Fidèle à sa lignée éditoriale, le huitième numéro de la revue 6 mois propose à nouveau des reportages denses et de qualité, dont les photographes, les journalistes et leurs sujets, s'étendent à échelle internationale.
Israel, le piège titre cette fois-ci le bi-annuel. Sous forme de triptyques, le dossier principal porte sur un sujet d'actualité intense et controversé, et si l'édito des trois principaux rédacteurs ne se cache ni de la complexité, ni de la délicatesse du sujet: « raconter le monde en image n'est jamais neutre. Au moins peut-on être honnête », la lecture au fil des pages annihile tout a priori sur les éventuels partis pris.
Il est vrai que l'actualité est aujourd'hui un terrain miné : réseaux sociaux, crise de la presse, appropriation des images et des contenus par les internautes...
Au sein d'une société où prendre parti nécessite de prendre des pincettes, où le radicalisme et les extrêmes s'embourbent et s'amplifient dans le grand marécage de l'information 2.0, où la vitesse de circulation et la gigantesque visibilité qu'offre la toile sont parfois trop florissants, nuisibles, il faut faire le choix d'un rythme différent.
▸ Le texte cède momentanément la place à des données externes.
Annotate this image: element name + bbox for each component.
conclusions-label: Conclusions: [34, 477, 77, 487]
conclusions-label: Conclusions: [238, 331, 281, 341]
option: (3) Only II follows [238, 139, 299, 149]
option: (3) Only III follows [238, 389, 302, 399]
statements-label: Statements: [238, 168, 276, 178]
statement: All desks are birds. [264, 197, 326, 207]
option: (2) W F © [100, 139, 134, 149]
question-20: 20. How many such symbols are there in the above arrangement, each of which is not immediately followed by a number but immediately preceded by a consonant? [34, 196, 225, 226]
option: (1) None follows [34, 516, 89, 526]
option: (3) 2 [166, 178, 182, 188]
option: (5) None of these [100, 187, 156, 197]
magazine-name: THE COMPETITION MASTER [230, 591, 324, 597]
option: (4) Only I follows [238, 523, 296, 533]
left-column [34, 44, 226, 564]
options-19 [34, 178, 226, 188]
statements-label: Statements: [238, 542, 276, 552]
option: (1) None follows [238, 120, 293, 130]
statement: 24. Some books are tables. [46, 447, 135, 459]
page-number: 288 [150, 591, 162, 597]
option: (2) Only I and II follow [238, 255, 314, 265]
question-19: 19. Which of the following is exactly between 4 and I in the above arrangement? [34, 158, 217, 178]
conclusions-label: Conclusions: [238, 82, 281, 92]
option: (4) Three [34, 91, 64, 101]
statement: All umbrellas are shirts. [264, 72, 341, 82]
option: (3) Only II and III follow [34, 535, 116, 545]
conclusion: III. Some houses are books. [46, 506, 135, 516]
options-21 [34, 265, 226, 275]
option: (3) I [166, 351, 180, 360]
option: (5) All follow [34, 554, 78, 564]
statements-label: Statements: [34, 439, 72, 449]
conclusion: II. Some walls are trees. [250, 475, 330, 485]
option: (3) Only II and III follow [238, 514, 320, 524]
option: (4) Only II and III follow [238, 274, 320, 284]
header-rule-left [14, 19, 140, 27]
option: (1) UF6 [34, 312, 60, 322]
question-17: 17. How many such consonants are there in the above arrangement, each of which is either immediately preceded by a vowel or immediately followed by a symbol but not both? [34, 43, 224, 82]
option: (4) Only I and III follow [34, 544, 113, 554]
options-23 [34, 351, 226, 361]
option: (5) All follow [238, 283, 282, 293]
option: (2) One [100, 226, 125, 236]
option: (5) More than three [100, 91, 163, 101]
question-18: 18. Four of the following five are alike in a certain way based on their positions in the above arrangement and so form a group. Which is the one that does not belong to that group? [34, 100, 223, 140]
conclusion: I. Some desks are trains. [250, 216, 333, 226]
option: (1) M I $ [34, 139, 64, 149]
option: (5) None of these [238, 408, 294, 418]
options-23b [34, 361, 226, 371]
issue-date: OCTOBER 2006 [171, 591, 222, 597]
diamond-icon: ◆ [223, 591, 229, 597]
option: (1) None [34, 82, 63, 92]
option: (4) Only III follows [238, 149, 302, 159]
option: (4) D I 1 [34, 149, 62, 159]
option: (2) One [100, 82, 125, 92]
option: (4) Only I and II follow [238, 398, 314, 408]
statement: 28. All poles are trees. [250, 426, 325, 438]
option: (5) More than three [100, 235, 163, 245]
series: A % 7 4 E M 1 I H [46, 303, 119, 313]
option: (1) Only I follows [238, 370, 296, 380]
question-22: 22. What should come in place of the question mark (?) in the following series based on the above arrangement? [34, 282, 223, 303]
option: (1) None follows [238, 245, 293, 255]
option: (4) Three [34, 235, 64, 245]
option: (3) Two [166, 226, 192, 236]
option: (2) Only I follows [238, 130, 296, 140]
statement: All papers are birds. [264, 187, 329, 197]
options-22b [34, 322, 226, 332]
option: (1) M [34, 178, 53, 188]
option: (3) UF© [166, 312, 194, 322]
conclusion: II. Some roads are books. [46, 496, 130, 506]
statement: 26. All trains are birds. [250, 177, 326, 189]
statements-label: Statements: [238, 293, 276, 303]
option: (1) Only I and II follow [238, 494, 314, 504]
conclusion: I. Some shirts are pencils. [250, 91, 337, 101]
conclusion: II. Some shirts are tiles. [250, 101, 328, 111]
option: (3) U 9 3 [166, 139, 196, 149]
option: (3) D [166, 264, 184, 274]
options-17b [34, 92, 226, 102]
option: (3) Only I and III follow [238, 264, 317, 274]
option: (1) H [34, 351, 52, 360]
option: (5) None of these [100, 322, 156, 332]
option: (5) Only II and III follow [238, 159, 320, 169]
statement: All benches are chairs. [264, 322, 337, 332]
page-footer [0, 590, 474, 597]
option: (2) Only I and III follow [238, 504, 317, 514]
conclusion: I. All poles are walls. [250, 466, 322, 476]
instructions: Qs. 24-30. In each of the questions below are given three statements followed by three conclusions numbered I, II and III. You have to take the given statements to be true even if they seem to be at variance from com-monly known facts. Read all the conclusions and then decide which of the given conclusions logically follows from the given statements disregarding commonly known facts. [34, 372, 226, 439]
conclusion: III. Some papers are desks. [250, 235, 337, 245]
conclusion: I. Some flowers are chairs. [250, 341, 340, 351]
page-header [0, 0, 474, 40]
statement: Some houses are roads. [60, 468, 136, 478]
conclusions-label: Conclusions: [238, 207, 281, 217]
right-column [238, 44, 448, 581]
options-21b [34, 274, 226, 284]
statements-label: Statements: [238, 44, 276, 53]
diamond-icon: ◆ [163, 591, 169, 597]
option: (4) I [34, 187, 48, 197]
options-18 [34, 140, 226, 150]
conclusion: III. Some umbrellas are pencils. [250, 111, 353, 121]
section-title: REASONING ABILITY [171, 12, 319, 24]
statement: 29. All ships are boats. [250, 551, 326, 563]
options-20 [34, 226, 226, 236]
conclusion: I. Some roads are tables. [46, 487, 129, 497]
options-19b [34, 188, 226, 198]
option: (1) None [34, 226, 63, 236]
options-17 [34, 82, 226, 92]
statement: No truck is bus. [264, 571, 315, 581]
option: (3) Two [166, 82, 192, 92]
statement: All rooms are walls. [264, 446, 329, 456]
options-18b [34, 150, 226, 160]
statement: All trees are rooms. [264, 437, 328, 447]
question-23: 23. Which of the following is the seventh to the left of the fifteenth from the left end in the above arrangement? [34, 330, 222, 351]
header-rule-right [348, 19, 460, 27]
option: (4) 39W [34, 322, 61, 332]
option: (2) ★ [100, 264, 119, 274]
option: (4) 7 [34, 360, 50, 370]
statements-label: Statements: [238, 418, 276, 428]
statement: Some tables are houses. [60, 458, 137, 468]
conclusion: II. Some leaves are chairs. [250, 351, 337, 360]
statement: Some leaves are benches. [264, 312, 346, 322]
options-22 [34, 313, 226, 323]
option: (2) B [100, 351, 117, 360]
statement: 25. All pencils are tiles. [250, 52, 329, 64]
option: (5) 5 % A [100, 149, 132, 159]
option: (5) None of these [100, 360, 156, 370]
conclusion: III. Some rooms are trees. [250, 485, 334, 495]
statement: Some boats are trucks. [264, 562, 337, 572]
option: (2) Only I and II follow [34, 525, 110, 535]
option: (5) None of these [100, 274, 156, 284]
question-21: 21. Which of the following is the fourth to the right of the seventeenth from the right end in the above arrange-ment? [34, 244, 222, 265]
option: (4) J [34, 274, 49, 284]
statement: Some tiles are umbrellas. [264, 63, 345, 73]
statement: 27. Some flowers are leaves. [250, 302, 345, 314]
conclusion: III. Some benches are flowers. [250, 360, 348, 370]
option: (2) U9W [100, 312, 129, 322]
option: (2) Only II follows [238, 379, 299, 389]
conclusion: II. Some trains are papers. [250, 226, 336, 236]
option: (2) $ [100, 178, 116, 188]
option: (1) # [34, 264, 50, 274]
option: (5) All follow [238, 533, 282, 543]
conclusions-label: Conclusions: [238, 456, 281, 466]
Le contrepied donc, c'est de prendre son temps. De documenter en douceur, avec humanité et respect. Il faudrait toujours pouvoir nuancer, toujours tenter de voir que les choses ne sont jamais figées, et pour cause...
Lorsque le photographe Oded Balilty s'est immiscé dans le milieux des ultraorthodoxes israéliens, il a simplement voulu constater. Ce constat est d'autant plus fort qu'il est par la suite enrichi d'un texte de l'auteur Etgar Kevet qui, avec une spontanéité déconcertante, déplore la « perte » de sa sœur, devenue ultraorthodoxe après la guerre du Liban, en même temps qu'il témoigne d'un amour infini pour son pays et ses traditions : « Qui a dit que les prières n'étaient jamais exaucées ? » conclu t-il à la fin de sont texte.
© Oded Balilty
Les deux reportages suivants sont autant d'exemples de neutralité; comme s'ils se voulaient dépolitisés, seul l'être humain demeure. L'humain donc, ses désirs et son mode de vie, ses possibilités, ses choix.
Evidemment, le contexte social et politique est omniprésent. Pourtant, le lecteur s'affranchi au fil des pages, il pénètre simplement l'intimité du Tsahal (l'armée Israélienne), ainsi que la balade sauvage de Gedelia et Shira, un couple religieux vivant en Terre Palestinienne avec leurs six enfants.
Plus loin et dans la rubrique « récits », le photographe Jérémy Suyker propose un œil neuf sur Téhéran, en suivant plusieurs Iraniens qui bravent les interdits pour l'amour de la création et de l'intuition. Une jeunesse désireuse de changements en somme.
Outre un Orient stupéfiant, enivrant, il y a aussi l'Afrique de Patrick Willock, son reportage sur les femmes « walés » de la tribus des Pygmées. Entre traditions mystiques et corps sublimés, le photographe raconte le quotidiens de ces mères, qui vivent recluses pendant des années pour élever leurs enfants. De l'accouchement à la cérémonie, une véritable « célébration de la maternité et de la féminité .»
© Patrick Willocq
Il convient également de citer les deux autres reportages de la rubrique: le premier parcours la Pologne et l'Enfance, à travers « Les 400 coups » d' adolescents, amateurs de sensations et de rêves, d'école buissonnière aussi. Nowina Konopka magnifie les banlieues délabrées de Zabrze, et l'imagination, la candeur violente de cinq garçons, dont les jeux sont un reflet sublime de leurs propres vies.
Quand au second, celui de Tim Franco, il questionne le territoire, l'aménagement, la Chine et ses mégapoles dont certaines zones sont en « chantier perpétuels ». Quant à la dernière rubrique « Et encore », elle propose un entretien avec la photographe Marie-Laure de Decker, ancien membre de l'Agence Gamma, et bien d'autres surprises encore, comme la photobiographie du Pape François, ou le surprenant album de famille du photographe Britannique Philip Toledano.
© Konstancja Nowina Konopka
Depuis quatre ans maintenant, 6 Mois demeure fidèle au juste milieu, en sondant un maximum de différents regards et de nouvelles visions. Il semble que, depuis sa création, la revue persiste à creuser en profondeur, à assembler avec une justesse saisissante texte et images, sujets et photographes. Etre moderne oui, sans en oublier l'essentiel.